Part of the reason that some classical liberals feel so out of place in politics is that politics’ subject matter has changed. The purely economic language used to argue for small governments no longer resonates. Economic policy debates are no longer about liberal tinkering in largely free markets. Today, they are about the viability and desirability of liberalism itself. 

“Libertarians agree with everyone about something,” we used to say, when liberalism was split down the middle. From this, I surmise that classical liberals should already know we have allies on the political left. We just have to stop lamenting the willingness of those potential allies to act politically and join them—to stop acting as though we’re above the vulgar political fray and take our own side. The world we’re in now demands that liberals step into politics. 

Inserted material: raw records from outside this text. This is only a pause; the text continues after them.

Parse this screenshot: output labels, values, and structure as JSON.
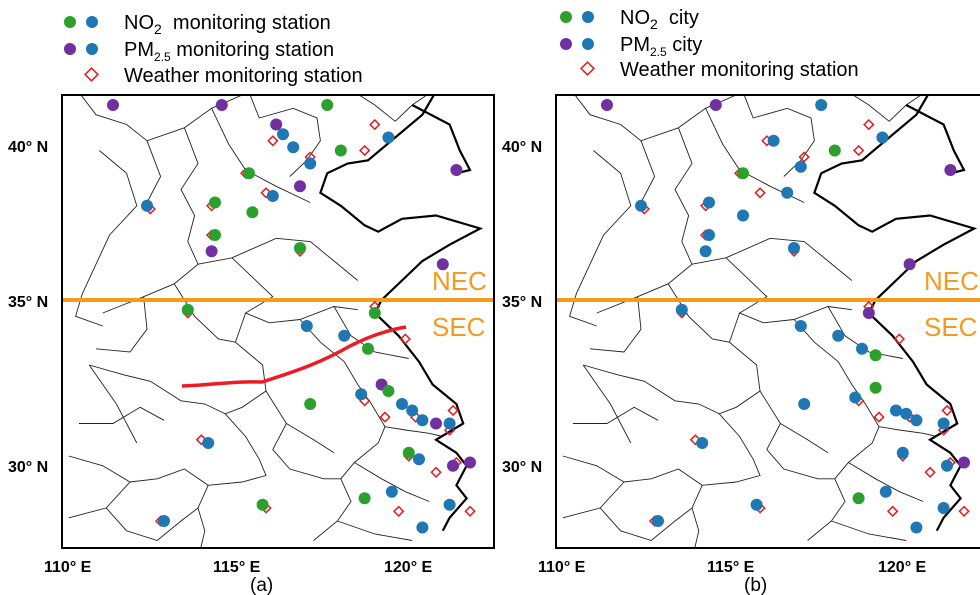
{
  "colors": {
    "no2": "#2ca02c",
    "pm25": "#7030a0",
    "city": "#1f77b4",
    "weather": "#e41a1c",
    "divider": "#f39a1f",
    "boundary": "#ed1c24"
  },
  "panels": [
    {
      "id": "a",
      "label": "(a)",
      "legend": [
        {
          "key": "no2",
          "text": "NO",
          "sub": "2",
          "rest": "  monitoring station"
        },
        {
          "key": "pm25",
          "text": "PM",
          "sub": "2.5",
          "rest": " monitoring station"
        },
        {
          "key": "weather",
          "text": "Weather monitoring station",
          "sub": "",
          "rest": ""
        }
      ],
      "x_ticks": [
        "110° E",
        "115° E",
        "120° E"
      ],
      "y_ticks": [
        "40° N",
        "35° N",
        "30° N"
      ],
      "regions": [
        "NEC",
        "SEC"
      ]
    },
    {
      "id": "b",
      "label": "(b)",
      "legend": [
        {
          "key": "no2",
          "text": "NO",
          "sub": "2",
          "rest": "  city"
        },
        {
          "key": "pm25",
          "text": "PM",
          "sub": "2.5",
          "rest": " city"
        },
        {
          "key": "weather",
          "text": "Weather monitoring station",
          "sub": "",
          "rest": ""
        }
      ],
      "x_ticks": [
        "110° E",
        "115° E",
        "120° E"
      ],
      "y_ticks": [
        "40° N",
        "35° N",
        "30° N"
      ],
      "regions": [
        "NEC",
        "SEC"
      ]
    }
  ],
  "stations_a": [
    {
      "lon": 111.5,
      "lat": 41.0,
      "t": "pm25"
    },
    {
      "lon": 114.7,
      "lat": 41.0,
      "t": "pm25"
    },
    {
      "lon": 117.8,
      "lat": 41.0,
      "t": "no2"
    },
    {
      "lon": 116.3,
      "lat": 40.4,
      "t": "pm25"
    },
    {
      "lon": 116.5,
      "lat": 40.1,
      "t": "city"
    },
    {
      "lon": 116.8,
      "lat": 39.7,
      "t": "city"
    },
    {
      "lon": 117.3,
      "lat": 39.2,
      "t": "city"
    },
    {
      "lon": 118.2,
      "lat": 39.6,
      "t": "no2"
    },
    {
      "lon": 119.6,
      "lat": 40.0,
      "t": "city"
    },
    {
      "lon": 115.5,
      "lat": 38.9,
      "t": "no2"
    },
    {
      "lon": 116.2,
      "lat": 38.2,
      "t": "city"
    },
    {
      "lon": 117.0,
      "lat": 38.5,
      "t": "pm25"
    },
    {
      "lon": 112.5,
      "lat": 37.9,
      "t": "city"
    },
    {
      "lon": 114.5,
      "lat": 38.0,
      "t": "no2"
    },
    {
      "lon": 115.6,
      "lat": 37.7,
      "t": "no2"
    },
    {
      "lon": 114.5,
      "lat": 37.0,
      "t": "no2"
    },
    {
      "lon": 114.4,
      "lat": 36.5,
      "t": "pm25"
    },
    {
      "lon": 117.0,
      "lat": 36.6,
      "t": "no2"
    },
    {
      "lon": 121.2,
      "lat": 36.1,
      "t": "pm25"
    },
    {
      "lon": 121.6,
      "lat": 39.0,
      "t": "pm25"
    },
    {
      "lon": 113.7,
      "lat": 34.7,
      "t": "no2"
    },
    {
      "lon": 117.2,
      "lat": 34.2,
      "t": "city"
    },
    {
      "lon": 119.2,
      "lat": 34.6,
      "t": "no2"
    },
    {
      "lon": 118.3,
      "lat": 33.9,
      "t": "city"
    },
    {
      "lon": 119.0,
      "lat": 33.5,
      "t": "no2"
    },
    {
      "lon": 117.3,
      "lat": 31.8,
      "t": "no2"
    },
    {
      "lon": 118.8,
      "lat": 32.1,
      "t": "city"
    },
    {
      "lon": 119.4,
      "lat": 32.4,
      "t": "pm25"
    },
    {
      "lon": 119.6,
      "lat": 32.2,
      "t": "no2"
    },
    {
      "lon": 120.0,
      "lat": 31.8,
      "t": "city"
    },
    {
      "lon": 120.3,
      "lat": 31.6,
      "t": "city"
    },
    {
      "lon": 120.6,
      "lat": 31.3,
      "t": "city"
    },
    {
      "lon": 121.0,
      "lat": 31.2,
      "t": "pm25"
    },
    {
      "lon": 121.4,
      "lat": 31.2,
      "t": "city"
    },
    {
      "lon": 120.2,
      "lat": 30.3,
      "t": "no2"
    },
    {
      "lon": 120.5,
      "lat": 30.1,
      "t": "city"
    },
    {
      "lon": 121.5,
      "lat": 29.9,
      "t": "pm25"
    },
    {
      "lon": 122.0,
      "lat": 30.0,
      "t": "pm25"
    },
    {
      "lon": 114.3,
      "lat": 30.6,
      "t": "city"
    },
    {
      "lon": 113.0,
      "lat": 28.2,
      "t": "city"
    },
    {
      "lon": 115.9,
      "lat": 28.7,
      "t": "no2"
    },
    {
      "lon": 118.9,
      "lat": 28.9,
      "t": "no2"
    },
    {
      "lon": 119.7,
      "lat": 29.1,
      "t": "city"
    },
    {
      "lon": 120.6,
      "lat": 28.0,
      "t": "city"
    },
    {
      "lon": 121.4,
      "lat": 28.7,
      "t": "city"
    }
  ],
  "stations_b": [
    {
      "lon": 111.5,
      "lat": 41.0,
      "t": "pm25"
    },
    {
      "lon": 114.7,
      "lat": 41.0,
      "t": "pm25"
    },
    {
      "lon": 117.8,
      "lat": 41.0,
      "t": "city"
    },
    {
      "lon": 116.4,
      "lat": 39.9,
      "t": "city"
    },
    {
      "lon": 117.2,
      "lat": 39.1,
      "t": "city"
    },
    {
      "lon": 118.2,
      "lat": 39.6,
      "t": "no2"
    },
    {
      "lon": 119.6,
      "lat": 40.0,
      "t": "city"
    },
    {
      "lon": 121.6,
      "lat": 39.0,
      "t": "pm25"
    },
    {
      "lon": 115.5,
      "lat": 38.9,
      "t": "no2"
    },
    {
      "lon": 115.5,
      "lat": 37.6,
      "t": "city"
    },
    {
      "lon": 116.8,
      "lat": 38.3,
      "t": "city"
    },
    {
      "lon": 112.5,
      "lat": 37.9,
      "t": "city"
    },
    {
      "lon": 114.5,
      "lat": 38.0,
      "t": "city"
    },
    {
      "lon": 114.5,
      "lat": 37.0,
      "t": "city"
    },
    {
      "lon": 114.4,
      "lat": 36.5,
      "t": "city"
    },
    {
      "lon": 117.0,
      "lat": 36.6,
      "t": "city"
    },
    {
      "lon": 120.4,
      "lat": 36.1,
      "t": "pm25"
    },
    {
      "lon": 113.7,
      "lat": 34.7,
      "t": "city"
    },
    {
      "lon": 117.2,
      "lat": 34.2,
      "t": "city"
    },
    {
      "lon": 118.3,
      "lat": 33.9,
      "t": "city"
    },
    {
      "lon": 119.2,
      "lat": 34.6,
      "t": "pm25"
    },
    {
      "lon": 119.0,
      "lat": 33.5,
      "t": "city"
    },
    {
      "lon": 119.4,
      "lat": 33.3,
      "t": "no2"
    },
    {
      "lon": 118.8,
      "lat": 32.0,
      "t": "city"
    },
    {
      "lon": 119.4,
      "lat": 32.3,
      "t": "no2"
    },
    {
      "lon": 120.0,
      "lat": 31.6,
      "t": "city"
    },
    {
      "lon": 120.3,
      "lat": 31.5,
      "t": "city"
    },
    {
      "lon": 120.6,
      "lat": 31.3,
      "t": "city"
    },
    {
      "lon": 121.4,
      "lat": 31.2,
      "t": "city"
    },
    {
      "lon": 120.2,
      "lat": 30.3,
      "t": "city"
    },
    {
      "lon": 121.5,
      "lat": 29.9,
      "t": "city"
    },
    {
      "lon": 122.0,
      "lat": 30.0,
      "t": "pm25"
    },
    {
      "lon": 117.3,
      "lat": 31.8,
      "t": "city"
    },
    {
      "lon": 114.3,
      "lat": 30.6,
      "t": "city"
    },
    {
      "lon": 113.0,
      "lat": 28.2,
      "t": "city"
    },
    {
      "lon": 115.9,
      "lat": 28.7,
      "t": "city"
    },
    {
      "lon": 118.9,
      "lat": 28.9,
      "t": "no2"
    },
    {
      "lon": 119.7,
      "lat": 29.1,
      "t": "city"
    },
    {
      "lon": 120.6,
      "lat": 28.0,
      "t": "city"
    },
    {
      "lon": 121.4,
      "lat": 28.6,
      "t": "city"
    }
  ],
  "weather_stations": [
    {
      "lon": 114.7,
      "lat": 41.0
    },
    {
      "lon": 117.8,
      "lat": 41.0
    },
    {
      "lon": 119.2,
      "lat": 40.4
    },
    {
      "lon": 116.2,
      "lat": 39.9
    },
    {
      "lon": 117.3,
      "lat": 39.4
    },
    {
      "lon": 118.9,
      "lat": 39.6
    },
    {
      "lon": 115.4,
      "lat": 38.9
    },
    {
      "lon": 116.0,
      "lat": 38.3
    },
    {
      "lon": 112.6,
      "lat": 37.8
    },
    {
      "lon": 114.4,
      "lat": 37.9
    },
    {
      "lon": 114.4,
      "lat": 37.0
    },
    {
      "lon": 117.0,
      "lat": 36.5
    },
    {
      "lon": 113.7,
      "lat": 34.6
    },
    {
      "lon": 119.2,
      "lat": 34.8
    },
    {
      "lon": 120.1,
      "lat": 33.8
    },
    {
      "lon": 117.3,
      "lat": 31.8
    },
    {
      "lon": 118.9,
      "lat": 31.9
    },
    {
      "lon": 119.5,
      "lat": 31.4
    },
    {
      "lon": 120.4,
      "lat": 31.4
    },
    {
      "lon": 121.5,
      "lat": 31.6
    },
    {
      "lon": 121.4,
      "lat": 31.0
    },
    {
      "lon": 120.2,
      "lat": 30.2
    },
    {
      "lon": 121.0,
      "lat": 29.7
    },
    {
      "lon": 121.6,
      "lat": 30.0
    },
    {
      "lon": 114.1,
      "lat": 30.7
    },
    {
      "lon": 112.9,
      "lat": 28.2
    },
    {
      "lon": 116.0,
      "lat": 28.6
    },
    {
      "lon": 118.9,
      "lat": 28.9
    },
    {
      "lon": 119.9,
      "lat": 28.5
    },
    {
      "lon": 122.0,
      "lat": 28.5
    }
  ]
}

In the same talk where Levy argued for a reunited liberalism in 2008, he said that when left and right liberals reunite in common cause, “they, as well as we, should be prepared to be changed or transformed by the alliance,” (35:06). And indeed, we must be prepared for this, in part as a corrective for how we were changed by fusionism. 

Neither side of the one-time liberal divide can claim straightforward vindication from the mess we’re in. Both sides can lay claim to prescience on some issues and dangers that old alliances downplayed. Classical liberal concerns about executive impunity, mass incarceration, and the danger of centralizing power have been vindicated. So have left liberal concerns about racist attacks on civil rights, feminism, and queer liberation; and the deadly seriousness of the anti-abortion movement. Bridging the gaps that let liberals talk past each other on these issues will leave both sides stronger. 

Classical liberals need the humility to join the political battles we used to frame as though they could be done away with. But we should also believe that we have something to add. Classical liberals who used to feel at home on the right were jettisoned from their onetime alliance precisely because their influence in that alliance constrained the power-hungry and reactionary—the illiberal—forces that are seizing power on the political right around the world.

In the cultural battles classical liberals too often formerly shied away from, about civil rights, queer rights, access to gender and reproductive healthcare, and free movement, our inclinations against government interference compel us to take the side that needs defending, with vulnerable people and against the state power we’ve spent so long opposing. We can learn from the liberals who never gave up on the political side of those fights, because now they have to be fought explicitly. 

Where using government power is urged in pursuit of emancipation, those urging it should not forget the classical liberal insistence that state power, once constituted, can be turned to illiberal purposes. Where inaction would entrench power dangerous to both individuals and liberalism, as it has in areas ranging from municipal zoning to immigration policy, that should not be forgotten, either. Liberalism is a striving and emancipatory idea because of the tensions that once split it. Far from being a weakness, balancing these considerations can lead to better solutions and discourage complacency. 

Each half of liberalism might not coherently stand alone, but together they form a vital and complete political philosophy. Liberals were never that far apart. We just took our agreements for granted.

Liberals of all sorts are already uniting around issues like the desirability of global trade, the right to bodily autonomy, the importance of the rule of law and its restraints on power, police militarization, criminal justice abuses, surveillance, American military impunity, and executive power. A broader coalition is already coming together around these agreements. Classical liberals need only join it. 

Liberalism has inspired revolutions, movements, and heroes. People put their lives on the line for freedom, even for the freedom of people different from themselves. Liberalism didn’t win by shaking off half of its commitments. It won when it treated liberalism as a coherent set of ideas aimed at human liberation.

Liberalism can fight back. We need to fight back. And so it’s to a reunited liberalism that we have to turn.